Gericht Mutter muss vier Jahre ins Gefängnis

Pleidelsheim / Bernd Winckler 04.10.2018

Die 42-jährige Mutter, die ihre 18-jährige Tochter und deren gleichaltrige Freundin in einem Pleidelsheimer Friseursalon niedergestochen hatte, muss laut dem Urteil des Stuttgarter Landgerichts vier Jahre ins Gefängnis. Der Staatsanwalt hatte neun Jahre gefordert, die Verteidigerin zwei Jahre auf Bewährung. Das Gericht geht von zweifachem versuchtem Totschlag aus und verhängte dafür vier Jahre Haft.

Der Vorsitzende Richter Jörg Geiger gestand der zu Beginn des Prozesses wegen versuchten zweifachen Mordes angeklagten 42-jährigen Mutter eine erheblich verminderte Schuldfähigkeit zu, ausgelöst durch eine Art Affekt zur Tatzeit und der eigentlichen Tatumstände.

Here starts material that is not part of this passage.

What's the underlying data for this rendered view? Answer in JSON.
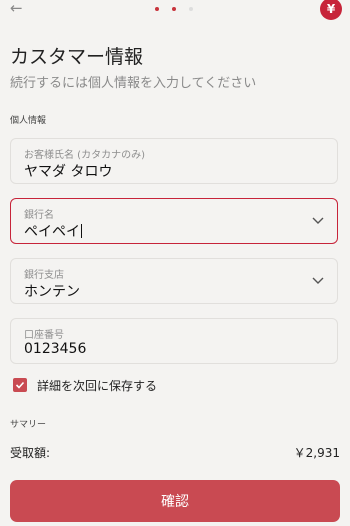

Die Schwurgerichtskammer hatte sich in der Beratung eingehend mit dem Gutachten des psychiatrischen Sachverständigen befasst und kam im Urteil jetzt zu dem Ergebnis, dass die Angeklagte das Tatmesser mit einer 8,9 Zentimeter langen, aber sehr spitzer Klinge, an jenem 11. Januar dieses Jahres nicht absichtlich zum Zwecke eines gewaltsamen Einsatzes gegen Tochter und deren Freundin mit in den Friseursalon genommen hatte. Dann nämlich hätte es sich um einen geplanten Tötungsversuch gehandelt, der durchaus mit der vom Staatsanwalt beantragten neunjährigen Haftstrafe gesühnt worden wäre. Vielmehr befand sich das Messer zufällig in ihrer Jacke.

Hinsichtlich des Tatablaufs gingen die Richter davon aus, dass zunächst zwischen Mutter und Tochter vor dem Pleidelsheimer Friseursalon nach einem missglücktem Versöhnungsversuch ein Streit entbrannte. Die Angeklagte wollte erreichen, dass sich ihre in der Ausbildung zur Stylistin befindliche Tochter vom angeblich schlechten Umfang der gleichaltrigen Freundin abwendet und ihr Bekenntnis zur Mutter abgibt. Die Freundin sei schuld an den Drogenproblemen der Tochter. Erst als diese der Mutter sagte, sie hätte sich für die Freundin entschieden, sei die Angeklagte tief schockiert gewesen, und habe nach richterlicher Meinung keinen anderen Ausweg als das Messer gesehen.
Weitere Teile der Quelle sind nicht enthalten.